L’histoire de Vincent n’a pas d’écailles se déroule dans le cadre idyllique des gorges du Verdon, dans les Alpes de Haute-Provence. Un décor isolé et verdoyant, aux antipodes du paysage urbain qui compose l’univers de Vincent, ouvrier dans le bâtiment aussi taciturne qu’effacé. La particularité de ce lieu est la présence de nombreuses sources d’eau. En effet, bien qu’elle ne soit pas citée au générique, l’eau est un personnage à part entière de ce récit . Omniprésente dans la vie de Vincent, elle a le pouvoir peu commun de décupler ses forces. Une fois mouillé, il devient plus fort et plus rapide. Tout ce qu’un être humain peut habituellement faire, il sait l’accomplir encore mieux.

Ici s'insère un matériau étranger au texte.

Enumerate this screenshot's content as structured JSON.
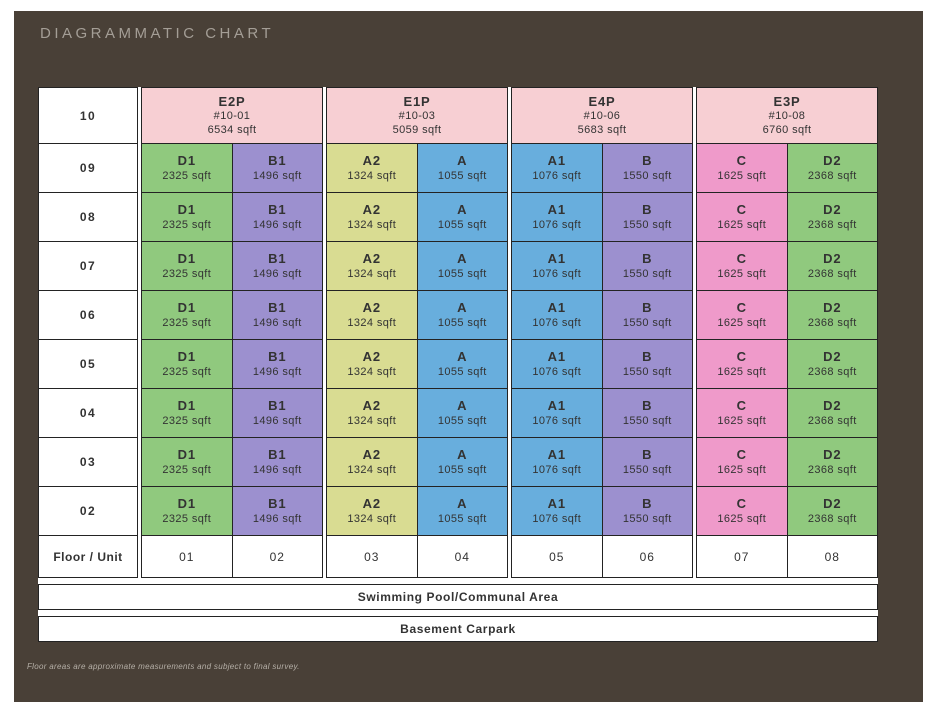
{
  "title": "DIAGRAMMATIC CHART",
  "footnote": "Floor areas are approximate measurements and subject to final survey.",
  "colors": {
    "board_background": "#494037",
    "page_background": "#ffffff",
    "penthouse": "#f7cfd3",
    "green": "#90c97e",
    "purple": "#9c90cf",
    "yellow": "#d9dc92",
    "blue": "#68aedd",
    "magenta": "#ef9aca",
    "cell_border": "#232323",
    "cell_text": "#333333",
    "title_text": "#a49e96",
    "footnote_text": "#b5afa7"
  },
  "chart": {
    "penthouse_floor": "10",
    "penthouses": [
      {
        "name": "E2P",
        "unit_no": "#10-01",
        "area": "6534 sqft"
      },
      {
        "name": "E1P",
        "unit_no": "#10-03",
        "area": "5059 sqft"
      },
      {
        "name": "E4P",
        "unit_no": "#10-06",
        "area": "5683 sqft"
      },
      {
        "name": "E3P",
        "unit_no": "#10-08",
        "area": "6760 sqft"
      }
    ],
    "floors": [
      "09",
      "08",
      "07",
      "06",
      "05",
      "04",
      "03",
      "02"
    ],
    "unit_types": [
      {
        "name": "D1",
        "area": "2325 sqft",
        "color": "green"
      },
      {
        "name": "B1",
        "area": "1496 sqft",
        "color": "purple"
      },
      {
        "name": "A2",
        "area": "1324 sqft",
        "color": "yellow"
      },
      {
        "name": "A",
        "area": "1055 sqft",
        "color": "blue"
      },
      {
        "name": "A1",
        "area": "1076 sqft",
        "color": "blue"
      },
      {
        "name": "B",
        "area": "1550 sqft",
        "color": "purple"
      },
      {
        "name": "C",
        "area": "1625 sqft",
        "color": "magenta"
      },
      {
        "name": "D2",
        "area": "2368 sqft",
        "color": "green"
      }
    ],
    "footer_row_label": "Floor / Unit",
    "unit_numbers": [
      "01",
      "02",
      "03",
      "04",
      "05",
      "06",
      "07",
      "08"
    ],
    "bands": [
      "Swimming Pool/Communal Area",
      "Basement Carpark"
    ]
  }
}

Ce personnage très calme et anodin désire mener une existence normale. Ne pouvant continuer à se cacher et être honteux de sa vraie nature, il choisit d’emménager dans une petite bourgade française où il pourra être lui-même, proche de lacs et rivières qui lui sont si chers. Tout cela est suggéré moins par des mots que par l’attitude de l’acteur principal, sa manière de se comporter face à la caméra. Le début du film est peu dialogué, si bien qu’il suffit d’une scène au scénariste et réalisateur Thomas Salvador pour nous faire comprendre que Vincent ne se sent pas à sa place dans la grande ville où il habite.
La première moitié du film marque un contraste avec ce prologue. Trouvant tour à tour un travail et l’amour, notre héros moderne apprend à s’accepter tel qu’il est et à ne plus vivre en marge de la société. Tandis que, lors de la seconde partie, plus dynamique et parlée, Vincent est contraint de fuir après être intervenu dans une bagarre, aidé par sa force colossale. Commence alors une course poursuite particulièrement cocasse et quelque peu désespérée. Où voulant distancer les gendarmes, Vincent interrompt régulièrement sa course pour se ressourcer, au sens littéral, afin d’aiguiser ses réflexes pour pouvoir échapper à ses assaillants.

En essayant de prendre à contre-courant la tendance à l’invraisemblable et à l’hyperbole des blockbusters américains, Thomas Salvador évite de tomber dans le clivage type de la double vie du super-héros contraint de cacher son identité. Tout en douceur et pourvu d’un brin d’humour, son film raconte l’histoire fictive d’un homme on ne peut plus normal pourvu d’un don qui l’est moins , auquel chacun pourra s’identifier. Direction d’acteurs et mise en scène aidant (plans rapprochés, travellings rapides), Salvador parvient à nous surprendre en donnant une impression de vitesse intense lors des scènes d’eau. En outre, il amène avec brio le spectateur à ressentir de l’empathie pour son protagoniste, à s’inquiéter pour lui lorsqu’il est pris en chasse par la police, mais également à lui donner envie de le rejoindre et de faire quelques brasses avec lui.

Le réalisateur joue lui-même Vincent car il était important à ses yeux que l’interprète de ce rôle ne soit pas connu, afin de renforcer le caractère commun de son personnage. Cela n’aurait pas été possible avec quelqu’un de plus célèbre. Quant à ce titre si particulier, il a été choisi pour clamer le message que ce film porte à notre attention et que nous rappelle Thomas Salvador : « Je suis là tel que je suis réellement. Ne me considérez pas comme un monstre mais comme l’un des vôtres. » Chacun, quel qu’il soit, a la possibilité de devenir celui qu’il a envie d’être. On a tous des choses à nous, dont on peut avoir honte mais qui peuvent aussi faire notre force.